Nola – This place must come with a caveat: at least half the menu and drinks are suburban average and at night the party scene and noise absolutely ruins it. But for lunch or appetizers, this place transports to The Big Easy with its awesome two-level layout of house, bar, courtyard, Zydeco music and NoLa artwork; menu items are not quite Cajun (um, Cajun Spiced Fish Tacos?) and not always that good. Still, portions are generous and the better dishes are satisfying enough (think of it as better-than-average bar food and you’ll be on the right track), but it’s all about the setting. I like the surprisingly good, albeit drowned in rich cream sauce, Crawfish Andouille Dumplings ($8.95) or Crispy Calamari & Delta Blue Lakes with Red Creole Remoulade ($8.95). Share these hearty appetizers with friends over a cocktail (again, hit and miss) and you just might be ready to party Mardi Gras-style.

Wine, Cocktails & Tea

Vino Locale – There’s no place around quite like this magical Victorian cottage housing bottles of local wines, simple foods (appetizers, salads, panini and desserts prepared with a Slow Food ethos), local artists’ artwork (+ a monthly “Meet the Artist” night) and all around charm. Sip a glass in the house or courtyard or order food for a picnic.

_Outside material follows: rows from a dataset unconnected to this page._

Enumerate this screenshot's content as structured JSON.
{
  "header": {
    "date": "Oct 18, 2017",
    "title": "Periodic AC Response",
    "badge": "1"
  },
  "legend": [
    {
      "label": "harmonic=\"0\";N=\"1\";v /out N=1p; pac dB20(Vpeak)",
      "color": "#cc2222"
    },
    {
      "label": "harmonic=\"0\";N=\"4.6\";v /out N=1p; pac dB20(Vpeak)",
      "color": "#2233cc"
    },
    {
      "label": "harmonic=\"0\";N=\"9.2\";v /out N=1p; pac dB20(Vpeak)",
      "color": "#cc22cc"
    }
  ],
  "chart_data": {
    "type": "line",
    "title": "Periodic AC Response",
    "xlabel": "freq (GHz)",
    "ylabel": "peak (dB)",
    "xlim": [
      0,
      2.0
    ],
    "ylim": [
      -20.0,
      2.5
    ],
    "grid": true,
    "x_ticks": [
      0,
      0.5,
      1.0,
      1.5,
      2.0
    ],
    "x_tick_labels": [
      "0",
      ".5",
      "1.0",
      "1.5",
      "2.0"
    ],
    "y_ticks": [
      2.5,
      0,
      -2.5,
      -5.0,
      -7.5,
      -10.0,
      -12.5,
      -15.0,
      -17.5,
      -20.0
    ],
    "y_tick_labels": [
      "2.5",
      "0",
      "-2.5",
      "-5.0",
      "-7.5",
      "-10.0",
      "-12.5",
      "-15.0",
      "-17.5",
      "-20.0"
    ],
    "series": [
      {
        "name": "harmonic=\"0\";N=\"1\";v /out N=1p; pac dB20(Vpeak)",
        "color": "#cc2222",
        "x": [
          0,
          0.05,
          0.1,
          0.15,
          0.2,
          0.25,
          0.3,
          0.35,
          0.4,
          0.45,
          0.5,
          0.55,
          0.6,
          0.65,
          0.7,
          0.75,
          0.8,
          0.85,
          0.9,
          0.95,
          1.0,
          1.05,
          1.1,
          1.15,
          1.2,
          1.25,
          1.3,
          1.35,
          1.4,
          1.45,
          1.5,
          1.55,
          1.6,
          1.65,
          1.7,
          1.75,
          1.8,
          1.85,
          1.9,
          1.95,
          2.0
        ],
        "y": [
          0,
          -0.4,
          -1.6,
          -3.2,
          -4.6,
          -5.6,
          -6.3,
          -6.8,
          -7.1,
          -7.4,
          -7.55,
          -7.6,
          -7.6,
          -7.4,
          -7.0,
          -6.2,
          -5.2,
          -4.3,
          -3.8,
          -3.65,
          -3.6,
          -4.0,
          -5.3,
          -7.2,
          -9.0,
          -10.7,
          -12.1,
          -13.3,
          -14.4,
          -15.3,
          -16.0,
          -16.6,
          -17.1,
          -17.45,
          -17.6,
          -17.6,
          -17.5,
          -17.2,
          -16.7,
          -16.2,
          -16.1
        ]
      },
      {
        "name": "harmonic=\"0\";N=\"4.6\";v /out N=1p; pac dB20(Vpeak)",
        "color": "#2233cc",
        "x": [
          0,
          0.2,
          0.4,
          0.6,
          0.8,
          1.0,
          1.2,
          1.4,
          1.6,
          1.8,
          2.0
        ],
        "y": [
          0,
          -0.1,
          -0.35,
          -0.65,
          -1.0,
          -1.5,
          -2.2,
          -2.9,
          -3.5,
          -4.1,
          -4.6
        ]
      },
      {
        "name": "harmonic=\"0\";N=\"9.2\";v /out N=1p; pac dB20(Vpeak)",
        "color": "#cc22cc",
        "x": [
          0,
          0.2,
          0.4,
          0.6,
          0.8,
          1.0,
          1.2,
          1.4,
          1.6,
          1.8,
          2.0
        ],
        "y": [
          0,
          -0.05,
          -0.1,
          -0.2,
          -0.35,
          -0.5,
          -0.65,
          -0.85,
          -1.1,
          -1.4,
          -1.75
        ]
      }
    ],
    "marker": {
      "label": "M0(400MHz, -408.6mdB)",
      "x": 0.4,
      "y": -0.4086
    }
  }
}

Junoon – Though the décor is hot, their bland “Indian fusion” is way overpriced and utterly disappointing – don’t even waste your time on appetizers. But you just might like the Tipsy Lassi, a Mango Lassi spiked with Mango Rum, for an after-movie imbibement. And the setting is, after all, cool in that London Indian restaurant sort-of-way.

Tea Time – A cute little shop with a nice range of teas… pre-movie only as they close early (7pm Monday-Saturday; 6pm Sunday).


Peninsula Fountain/Palo Alto Creamery – A charming, retro diner around since 1923, don’t come here for a meal, but do come for dessert (baked pies or creamy milkshakes). An ideal setting for a soda or an ice cream float post-classic films (yes, you can sit at the counter and pretend you’re Lana Turner about to be discovered).

Fraiche Yogurt – This is Palo Alto’s “froyo” (tart frozen yogurt) locale with not only great froyo, but fresh probiotic, cultured yogurt (made from Clover organic milk; tart but not sour). I love the Valrhona Chocolate flavor. They also serve a Soy frozen yogurt, which I like better than their Plain. And they bless the South Bay with Blue Bottle Coffee.

Zibibbo – Though taste value vs. cost means eat elsewhere, the candlelit, spacious dining room and bar are so enchanting, it’s worth a drink or dessert to soak up the atmosphere.